New Enzymes for Biopulping

Who’s Involved?

Enzymes for BiopulpingResearch Introduction

Wood contains cellulose, hemicellulose and lignin. Cellulose is used for making paper because it is a long fiber that can be easily dispersed in water, and easily forms entangled mats when dried. Hemicellulose is like cellulose, but it is made of much shorter fibers. Lignin is a large molecule that forms crosslinks with hemicellulose and gives wood its hardness. Paper is made from cellulose, while biofuels can be made from both cellulose and hemicellulose. Breaking down the lignin makes it possible to extract cleaner cellulose and hemicellulose from a piece of wood. Traditionally, wood pulp was treated with sodium hydroxide and sodium sulfide to break down the lignin. Both of these chemicals are dangerous, and many of the byproducts of this pulp treatment are smelly, environmentally hazardous, toxic and/or carcinogenic. Wood processors are trying to find new ways to remove the lignin without using or making any dangerous chemicals. One problem in designing new processes for delignification is the stubborn chemical bonds between the hemicellulose and lignin components of wood. My laboratory has shown that there are microorganisms which can specifically break lignin-hemicellulose bonds without damaging cellulose or hemicellulose and without producing or requiring dangerous chemicals. The microorganisms do this by making a type of molecule called an enzyme. We are isolating these organisms and studying their enzymes. We are using this information to develop an enzyme-assisted pretreatment of wood pulp to improve the yield and quality of cellulose while reducing the use of harsh chemicals.

Research Details

Physical intertwining and chemical crosslinks between the cellulose, lignin and hemicellulose of wood hinder the conversion of lignocellulose to products. The separation of the components of wood is an integral part of converting wood to fiber products, fuels and chemicals. In chemical pulping the largest energy and chemical costs are in preparing a cellulosic product with small amounts of lignin and hemicellulose. In the conversion of lignocellulose to chemicals and fuels the carbohydrate portions of wood (cellulose and hemicellulose) must be separated from the lignin and then can be converted into fermentable sugars. Our research addresses one of the basic problems of biorefining-how the components can be separated.

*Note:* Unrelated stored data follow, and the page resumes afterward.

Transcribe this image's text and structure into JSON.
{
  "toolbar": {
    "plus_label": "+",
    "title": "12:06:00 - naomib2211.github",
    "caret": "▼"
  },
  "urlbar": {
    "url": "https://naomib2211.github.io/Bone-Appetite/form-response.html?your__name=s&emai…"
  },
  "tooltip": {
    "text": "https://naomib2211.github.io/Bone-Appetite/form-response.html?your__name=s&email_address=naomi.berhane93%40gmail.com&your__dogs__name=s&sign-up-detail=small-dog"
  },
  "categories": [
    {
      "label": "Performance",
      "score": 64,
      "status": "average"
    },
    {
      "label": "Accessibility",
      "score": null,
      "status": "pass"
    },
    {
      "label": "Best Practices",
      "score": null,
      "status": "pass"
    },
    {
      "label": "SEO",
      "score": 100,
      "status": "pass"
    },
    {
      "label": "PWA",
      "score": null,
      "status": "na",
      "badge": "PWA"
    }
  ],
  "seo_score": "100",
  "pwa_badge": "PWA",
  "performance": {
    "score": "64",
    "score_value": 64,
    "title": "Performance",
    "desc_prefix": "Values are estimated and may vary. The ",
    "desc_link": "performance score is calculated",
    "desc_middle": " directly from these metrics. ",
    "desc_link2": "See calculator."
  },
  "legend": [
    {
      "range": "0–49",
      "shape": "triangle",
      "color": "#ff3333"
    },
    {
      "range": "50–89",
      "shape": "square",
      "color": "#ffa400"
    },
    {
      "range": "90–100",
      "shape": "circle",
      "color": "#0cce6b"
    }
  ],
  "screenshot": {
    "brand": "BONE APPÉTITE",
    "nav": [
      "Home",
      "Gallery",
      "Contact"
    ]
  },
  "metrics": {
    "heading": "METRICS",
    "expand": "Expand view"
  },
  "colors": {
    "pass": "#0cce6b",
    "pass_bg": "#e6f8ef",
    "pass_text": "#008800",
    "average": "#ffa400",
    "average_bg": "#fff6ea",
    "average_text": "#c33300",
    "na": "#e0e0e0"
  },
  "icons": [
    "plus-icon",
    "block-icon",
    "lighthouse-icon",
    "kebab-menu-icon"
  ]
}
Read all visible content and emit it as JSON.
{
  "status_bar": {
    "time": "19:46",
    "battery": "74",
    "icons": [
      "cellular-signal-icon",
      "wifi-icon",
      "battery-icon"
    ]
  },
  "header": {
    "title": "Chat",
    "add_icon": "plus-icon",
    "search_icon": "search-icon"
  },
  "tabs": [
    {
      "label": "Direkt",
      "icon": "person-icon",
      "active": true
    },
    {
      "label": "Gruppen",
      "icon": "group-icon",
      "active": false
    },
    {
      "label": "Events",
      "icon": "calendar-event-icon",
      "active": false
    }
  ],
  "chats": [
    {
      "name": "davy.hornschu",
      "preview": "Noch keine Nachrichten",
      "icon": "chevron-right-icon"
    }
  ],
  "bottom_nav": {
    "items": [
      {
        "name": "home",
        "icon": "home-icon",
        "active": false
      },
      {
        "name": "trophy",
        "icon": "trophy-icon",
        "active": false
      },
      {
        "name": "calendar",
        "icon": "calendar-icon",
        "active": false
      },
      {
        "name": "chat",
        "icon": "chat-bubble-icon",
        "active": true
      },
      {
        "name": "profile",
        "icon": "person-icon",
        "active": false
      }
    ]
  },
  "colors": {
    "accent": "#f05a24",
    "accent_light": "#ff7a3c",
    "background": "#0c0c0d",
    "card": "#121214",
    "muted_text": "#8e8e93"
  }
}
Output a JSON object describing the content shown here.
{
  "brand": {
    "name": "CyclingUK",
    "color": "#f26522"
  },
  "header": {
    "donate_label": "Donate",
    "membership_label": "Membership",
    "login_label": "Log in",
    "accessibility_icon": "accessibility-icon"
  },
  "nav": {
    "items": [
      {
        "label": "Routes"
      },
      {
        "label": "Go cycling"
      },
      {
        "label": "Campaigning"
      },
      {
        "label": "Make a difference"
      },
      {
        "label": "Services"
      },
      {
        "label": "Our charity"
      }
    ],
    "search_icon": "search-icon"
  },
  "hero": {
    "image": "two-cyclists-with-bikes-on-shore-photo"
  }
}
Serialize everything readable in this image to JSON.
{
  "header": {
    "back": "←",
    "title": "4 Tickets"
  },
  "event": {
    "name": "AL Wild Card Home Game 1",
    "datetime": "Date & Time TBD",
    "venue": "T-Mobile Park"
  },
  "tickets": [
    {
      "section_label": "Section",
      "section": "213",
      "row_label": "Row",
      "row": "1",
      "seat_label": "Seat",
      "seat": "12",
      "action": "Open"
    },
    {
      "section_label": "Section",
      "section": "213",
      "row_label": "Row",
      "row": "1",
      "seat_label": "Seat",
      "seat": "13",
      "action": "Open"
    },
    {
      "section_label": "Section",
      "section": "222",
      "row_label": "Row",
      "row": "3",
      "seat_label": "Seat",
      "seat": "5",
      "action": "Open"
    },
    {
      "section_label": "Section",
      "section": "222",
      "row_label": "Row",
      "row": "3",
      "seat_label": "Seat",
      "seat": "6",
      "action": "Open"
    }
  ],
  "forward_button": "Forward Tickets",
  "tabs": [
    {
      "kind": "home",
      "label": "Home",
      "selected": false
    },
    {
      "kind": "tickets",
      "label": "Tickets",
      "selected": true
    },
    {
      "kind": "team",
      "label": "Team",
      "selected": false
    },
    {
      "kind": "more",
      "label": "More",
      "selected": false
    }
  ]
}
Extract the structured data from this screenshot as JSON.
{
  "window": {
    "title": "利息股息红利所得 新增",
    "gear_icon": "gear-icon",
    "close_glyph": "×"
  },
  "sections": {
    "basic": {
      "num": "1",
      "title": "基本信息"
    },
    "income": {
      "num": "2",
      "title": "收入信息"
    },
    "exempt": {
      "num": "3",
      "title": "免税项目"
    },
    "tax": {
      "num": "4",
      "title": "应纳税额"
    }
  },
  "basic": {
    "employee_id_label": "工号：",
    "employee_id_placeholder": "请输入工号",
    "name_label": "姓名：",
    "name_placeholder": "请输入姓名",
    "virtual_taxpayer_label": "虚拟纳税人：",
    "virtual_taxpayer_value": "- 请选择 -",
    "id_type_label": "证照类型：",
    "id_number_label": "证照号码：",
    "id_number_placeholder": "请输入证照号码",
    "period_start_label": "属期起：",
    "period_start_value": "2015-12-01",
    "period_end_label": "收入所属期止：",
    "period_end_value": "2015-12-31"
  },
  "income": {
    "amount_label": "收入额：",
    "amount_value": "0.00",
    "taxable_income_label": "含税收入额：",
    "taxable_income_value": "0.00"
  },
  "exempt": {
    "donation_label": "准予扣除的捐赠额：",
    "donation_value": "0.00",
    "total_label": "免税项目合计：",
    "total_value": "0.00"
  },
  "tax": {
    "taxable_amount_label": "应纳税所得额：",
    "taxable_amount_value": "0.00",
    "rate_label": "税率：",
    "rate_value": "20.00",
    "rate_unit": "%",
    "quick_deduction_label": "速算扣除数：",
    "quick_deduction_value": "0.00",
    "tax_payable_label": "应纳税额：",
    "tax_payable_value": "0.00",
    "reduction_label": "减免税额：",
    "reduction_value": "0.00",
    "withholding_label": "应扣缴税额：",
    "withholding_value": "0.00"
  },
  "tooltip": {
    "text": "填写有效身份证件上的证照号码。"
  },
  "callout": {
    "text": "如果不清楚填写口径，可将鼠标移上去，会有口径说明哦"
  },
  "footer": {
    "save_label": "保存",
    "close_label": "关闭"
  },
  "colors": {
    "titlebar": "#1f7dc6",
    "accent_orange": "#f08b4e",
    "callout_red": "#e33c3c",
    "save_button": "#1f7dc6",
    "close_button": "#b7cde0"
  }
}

Our solution has been to bioprospect for enzymes that specifically cleave ether bonds between lignin and hemicellulose using a fluorogenic model compound based on hemicellulose. We have found several microorganisms that are potential sources of enzymes that can specifically break these bonds. Because these organisms are likely to produce other enzymes that break down hemicellulose and cellulose, we are currently engaged in isolating the enzyme activity from our microorganisms. The isolated enzyme will then be tested for its activity against lignin-hemicellulose complexes and its identity determined. The nature of the isolation method, along with its yield and the characteristics of the isolated enzyme will determine the feasibility of basing a wood fractionation process on the isolated enzyme.

An enzyme that cleaves the ether bonds of hemicellulose to lignin can have significant economic and environmental impact on the manufacturing of: bleached paper products, thermomechanical paper products such as newsprint, fermentable sugars for ethanol and chemical generation, and new products specifically derived fromthe polymeric forms of hemicellulose.